Doug was supposed to be the smart one. In the early days of the Ford administration at city hall, many people thought that Doug Ford would be the mastermind of the outfit, the steadying influence on his wayward, loose-lipped brother. As things turned out, it was Doug, not Rob, who emerged as the loose cannon on the deck.
It was Doug who tried to unravel years of waterfront planning by cooking up a proposal to put a monorail, a sail-in hotel and the world's biggest Ferris wheel on the Port Lands. The idea blew up in his face, stirring up community opposition and dealing the Fords one of their early defeats at city council.
It was Doug who set off chuckles across the country when he lambasted Margaret Atwood for opposing suggested library cuts. If he saw her walking down the street, he said, he wouldn't have a clue who she was.
It was Doug who led the Fords' vindictive war on the media, calling them "sucky little kids" who "lie through their teeth" and, later, a "bunch of pricks." He said he didn't mean to offend anybody.
It was Doug who spearheaded the attempt to discredit Bill Blair after the chief revealed that police had a copy of the famous crack video. Chief Blair, he claimed, "wanted to go out and put a political bullet right between the mayor's eyes."
It was Doug who, frustrated at opposition on city council, called for a change in the law to give the mayor veto power. Even Rob didn't think that was necessary.
It was Doug who was witnessed handing out $20 bills to residents at a housing project, so they could "go buy themselves a coffee."
And now he wants to be mayor? His backers seem to believe that Doug can win votes by posing as the more disciplined Ford, the one who can carry on the Ford agenda without the scandals. But while he may not have the personal issues that have bedevilled the mayor, in public he is, if anything, the less disciplined Ford, given to public tirades and fits of anger.

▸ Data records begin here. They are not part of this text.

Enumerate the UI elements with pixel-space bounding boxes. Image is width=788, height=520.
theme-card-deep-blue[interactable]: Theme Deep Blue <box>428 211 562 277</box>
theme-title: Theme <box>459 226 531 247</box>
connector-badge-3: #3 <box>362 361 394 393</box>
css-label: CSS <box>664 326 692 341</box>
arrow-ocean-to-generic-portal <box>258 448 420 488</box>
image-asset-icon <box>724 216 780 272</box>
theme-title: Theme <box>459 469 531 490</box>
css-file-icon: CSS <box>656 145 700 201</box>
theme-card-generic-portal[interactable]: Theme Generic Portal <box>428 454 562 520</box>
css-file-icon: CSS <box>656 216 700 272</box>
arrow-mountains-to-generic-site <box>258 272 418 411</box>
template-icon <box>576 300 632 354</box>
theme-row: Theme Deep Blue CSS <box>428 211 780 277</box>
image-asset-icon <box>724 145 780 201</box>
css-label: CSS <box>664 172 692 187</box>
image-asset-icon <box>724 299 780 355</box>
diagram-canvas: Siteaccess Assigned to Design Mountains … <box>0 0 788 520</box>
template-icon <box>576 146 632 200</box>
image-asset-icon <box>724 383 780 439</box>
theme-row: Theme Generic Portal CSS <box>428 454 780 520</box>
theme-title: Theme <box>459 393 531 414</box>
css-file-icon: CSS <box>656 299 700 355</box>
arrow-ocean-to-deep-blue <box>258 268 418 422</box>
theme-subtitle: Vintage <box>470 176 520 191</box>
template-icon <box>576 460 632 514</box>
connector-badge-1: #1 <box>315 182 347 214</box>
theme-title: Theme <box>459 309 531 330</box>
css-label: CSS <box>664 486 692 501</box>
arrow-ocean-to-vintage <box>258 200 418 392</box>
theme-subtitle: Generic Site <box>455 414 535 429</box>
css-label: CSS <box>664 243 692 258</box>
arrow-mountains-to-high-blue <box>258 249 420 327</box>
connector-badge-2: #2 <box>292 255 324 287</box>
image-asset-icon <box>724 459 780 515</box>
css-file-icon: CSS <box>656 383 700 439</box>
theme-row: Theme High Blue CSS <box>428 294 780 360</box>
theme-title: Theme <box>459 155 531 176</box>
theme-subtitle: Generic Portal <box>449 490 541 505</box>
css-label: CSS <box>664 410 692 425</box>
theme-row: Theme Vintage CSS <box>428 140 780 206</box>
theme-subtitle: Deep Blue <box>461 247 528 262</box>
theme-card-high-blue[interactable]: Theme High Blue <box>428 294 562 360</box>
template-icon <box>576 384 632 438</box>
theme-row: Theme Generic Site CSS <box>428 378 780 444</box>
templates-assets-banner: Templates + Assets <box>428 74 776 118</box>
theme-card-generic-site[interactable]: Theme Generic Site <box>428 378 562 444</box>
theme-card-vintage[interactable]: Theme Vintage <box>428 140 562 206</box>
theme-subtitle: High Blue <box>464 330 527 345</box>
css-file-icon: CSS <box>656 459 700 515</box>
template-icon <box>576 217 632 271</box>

On the Fords' radio show, now off the air, it was Rob who often laughed off his brother's wilder diatribes, accusing him of getting them in trouble. Doug was the Ford who, after an exchange with another councillor in the council chamber, let fly with, "You just don't get anywhere with these monkeys." Imagine how a man with diplomatic skills like that would work with the new city council elected on Oct. 27.
Rob at least knew how city hall worked, in his fashion. After 10 years as a city councillor before becoming mayor, he absorbed the basics of rules and procedures.
Doug never quite seemed to get it. A half-interested city councillor, he often seemed confused by what was happening on the council floor. Many times, he found himself alone along with his brother in kamikaze votes that left them the only two against the majority.
Only a short time ago, he was saying he was done with city politics. Now, with his brother in hospital and out of the race, he is running for the top job. Electing him and setting up a Ford dynasty would make Toronto a laughing stock all over again.
Doug Ford promises to enter the race in earnest soon, after taking a pause to attend to his ailing brother. Voters will get a closer look at him then. But nothing in his career as city councillor indicates that the "smart Ford" would be an improvement on his younger brother.